Signé: Maria-Teresa [227].
Fontarabie, le 3 de juin 1660.
Lorsque Philippe IV et l'Infante arrivèrent à Fontarabie, Louis XIV s'empressa d'envoyer à sa royale fiancée un coffre garni d'or, plein de bijoux d'or et de diamants [228].
Le jour même de leur arrivée, le 2 juin, eut lieu à Fontarabie une première cérémonie du mariage, par procuration. Don Louis de Haro, ministre d'Espagne, épousa l'Infante au nom du roi de France, et l'évêque de Fréjus, Ondedei, fut nommé pour en être témoin de sa part [229].
«L'infante Reine, dit Mme de Motteville, témoin oculaire, était coiffée en large le jour de son mariage.

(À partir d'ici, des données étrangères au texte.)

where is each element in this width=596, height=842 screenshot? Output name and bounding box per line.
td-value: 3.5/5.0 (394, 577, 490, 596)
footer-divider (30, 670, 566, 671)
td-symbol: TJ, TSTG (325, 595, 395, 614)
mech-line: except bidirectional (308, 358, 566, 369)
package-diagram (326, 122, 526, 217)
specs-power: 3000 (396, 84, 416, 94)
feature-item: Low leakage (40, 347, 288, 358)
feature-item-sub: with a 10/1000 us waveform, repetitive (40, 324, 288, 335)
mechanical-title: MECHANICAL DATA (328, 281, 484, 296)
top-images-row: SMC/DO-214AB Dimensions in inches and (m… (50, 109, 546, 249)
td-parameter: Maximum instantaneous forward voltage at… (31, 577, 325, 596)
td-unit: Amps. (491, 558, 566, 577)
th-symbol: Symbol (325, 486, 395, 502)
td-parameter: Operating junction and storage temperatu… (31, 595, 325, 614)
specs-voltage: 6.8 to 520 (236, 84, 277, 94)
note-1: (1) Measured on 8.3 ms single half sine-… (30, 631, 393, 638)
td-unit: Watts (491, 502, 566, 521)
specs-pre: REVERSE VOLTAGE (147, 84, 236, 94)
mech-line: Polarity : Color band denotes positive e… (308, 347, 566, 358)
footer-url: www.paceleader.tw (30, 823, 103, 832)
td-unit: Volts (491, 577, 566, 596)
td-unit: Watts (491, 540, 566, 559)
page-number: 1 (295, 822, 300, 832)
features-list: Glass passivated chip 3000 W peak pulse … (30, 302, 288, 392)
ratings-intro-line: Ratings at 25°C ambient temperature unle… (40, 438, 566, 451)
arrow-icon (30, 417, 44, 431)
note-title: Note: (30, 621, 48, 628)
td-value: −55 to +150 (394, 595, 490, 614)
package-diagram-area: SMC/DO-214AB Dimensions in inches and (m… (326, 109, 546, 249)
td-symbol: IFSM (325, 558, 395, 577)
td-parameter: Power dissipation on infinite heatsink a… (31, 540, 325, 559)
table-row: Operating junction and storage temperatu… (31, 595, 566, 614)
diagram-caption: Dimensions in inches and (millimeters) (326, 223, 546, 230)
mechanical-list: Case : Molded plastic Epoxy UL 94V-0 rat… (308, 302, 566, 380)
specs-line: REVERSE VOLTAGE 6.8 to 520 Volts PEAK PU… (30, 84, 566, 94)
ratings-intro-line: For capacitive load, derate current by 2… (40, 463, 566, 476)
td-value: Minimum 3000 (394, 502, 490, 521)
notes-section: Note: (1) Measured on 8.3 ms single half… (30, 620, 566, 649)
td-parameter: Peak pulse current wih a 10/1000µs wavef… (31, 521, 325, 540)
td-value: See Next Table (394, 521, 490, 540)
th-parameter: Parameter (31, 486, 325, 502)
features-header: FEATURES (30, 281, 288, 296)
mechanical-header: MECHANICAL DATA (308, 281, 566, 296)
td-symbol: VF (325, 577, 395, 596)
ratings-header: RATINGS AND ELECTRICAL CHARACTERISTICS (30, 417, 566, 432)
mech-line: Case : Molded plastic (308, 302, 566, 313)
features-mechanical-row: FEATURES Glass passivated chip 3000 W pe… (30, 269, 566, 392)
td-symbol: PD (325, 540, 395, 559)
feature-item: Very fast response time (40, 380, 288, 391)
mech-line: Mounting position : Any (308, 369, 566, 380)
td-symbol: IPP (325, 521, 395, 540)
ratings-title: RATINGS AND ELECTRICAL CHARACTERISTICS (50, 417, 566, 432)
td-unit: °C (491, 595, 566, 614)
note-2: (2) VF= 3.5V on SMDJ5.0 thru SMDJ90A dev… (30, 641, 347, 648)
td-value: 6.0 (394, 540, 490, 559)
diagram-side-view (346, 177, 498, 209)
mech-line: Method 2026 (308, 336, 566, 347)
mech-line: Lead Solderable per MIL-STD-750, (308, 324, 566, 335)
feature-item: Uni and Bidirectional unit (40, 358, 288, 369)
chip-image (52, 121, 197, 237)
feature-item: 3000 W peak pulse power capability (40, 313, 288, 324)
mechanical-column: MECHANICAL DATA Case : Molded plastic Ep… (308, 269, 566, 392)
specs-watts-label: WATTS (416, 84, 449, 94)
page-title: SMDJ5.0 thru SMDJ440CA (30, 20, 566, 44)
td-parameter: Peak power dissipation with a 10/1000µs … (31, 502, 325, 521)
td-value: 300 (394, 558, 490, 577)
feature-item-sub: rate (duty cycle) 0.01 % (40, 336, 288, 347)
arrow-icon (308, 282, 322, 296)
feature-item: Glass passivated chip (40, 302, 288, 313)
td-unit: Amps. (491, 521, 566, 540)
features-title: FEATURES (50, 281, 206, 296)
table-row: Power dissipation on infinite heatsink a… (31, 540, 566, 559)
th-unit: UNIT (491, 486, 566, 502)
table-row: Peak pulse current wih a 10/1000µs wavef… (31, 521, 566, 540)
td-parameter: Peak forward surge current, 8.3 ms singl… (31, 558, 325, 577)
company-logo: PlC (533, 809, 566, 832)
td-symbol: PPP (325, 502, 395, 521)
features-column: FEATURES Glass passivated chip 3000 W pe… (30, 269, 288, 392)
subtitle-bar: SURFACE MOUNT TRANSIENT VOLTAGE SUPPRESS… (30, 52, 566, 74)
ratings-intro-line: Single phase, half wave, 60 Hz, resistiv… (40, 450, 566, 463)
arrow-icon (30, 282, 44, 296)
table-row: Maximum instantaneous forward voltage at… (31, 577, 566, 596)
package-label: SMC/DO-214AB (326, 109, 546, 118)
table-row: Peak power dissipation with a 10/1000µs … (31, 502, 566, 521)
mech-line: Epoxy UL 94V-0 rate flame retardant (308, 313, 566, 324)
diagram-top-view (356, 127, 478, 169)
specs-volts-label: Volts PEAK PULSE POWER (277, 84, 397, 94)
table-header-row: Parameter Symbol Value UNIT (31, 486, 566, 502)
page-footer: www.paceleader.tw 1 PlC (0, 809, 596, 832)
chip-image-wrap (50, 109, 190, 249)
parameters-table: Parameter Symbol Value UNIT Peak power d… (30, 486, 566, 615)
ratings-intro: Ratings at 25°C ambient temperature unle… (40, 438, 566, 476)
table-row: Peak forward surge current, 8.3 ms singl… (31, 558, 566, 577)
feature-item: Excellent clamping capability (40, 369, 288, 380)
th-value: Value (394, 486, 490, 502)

Son habit était blanc et d'une assez laide étoffe en broderie de tale: car l'argent était défendu en Espagne. Elle avait des pierreries enchâssées dans beaucoup d'or. Ses beaux cheveux étaient cachés sous une manière de bonnet blanc autour de sa tête, qui était plus propre à la défigurer qu'à lui donner de l'ornement; mais, malgré son habit, nous aperçûmes sa beauté...» Pour tout dire, elle ressemblait à ces madones espagnoles dont les formes disparaissent complètement sous la profusion et la raideur de leurs longues robes tramées or et argent, et dont la tête est engoncée dans une énorme fraise.
Après la cérémonie, Mazarin s'approcha de Philippe IV et de la jeune Reine et leur annonça qu'un inconnu, qui était à la porte, demandait qu'on lui ouvrît. C'était Louis XIV, qui n'ayant pu résister à sa curiosité et à son désir de voir l'Infante, s'était rendu à Fontarabie incognito.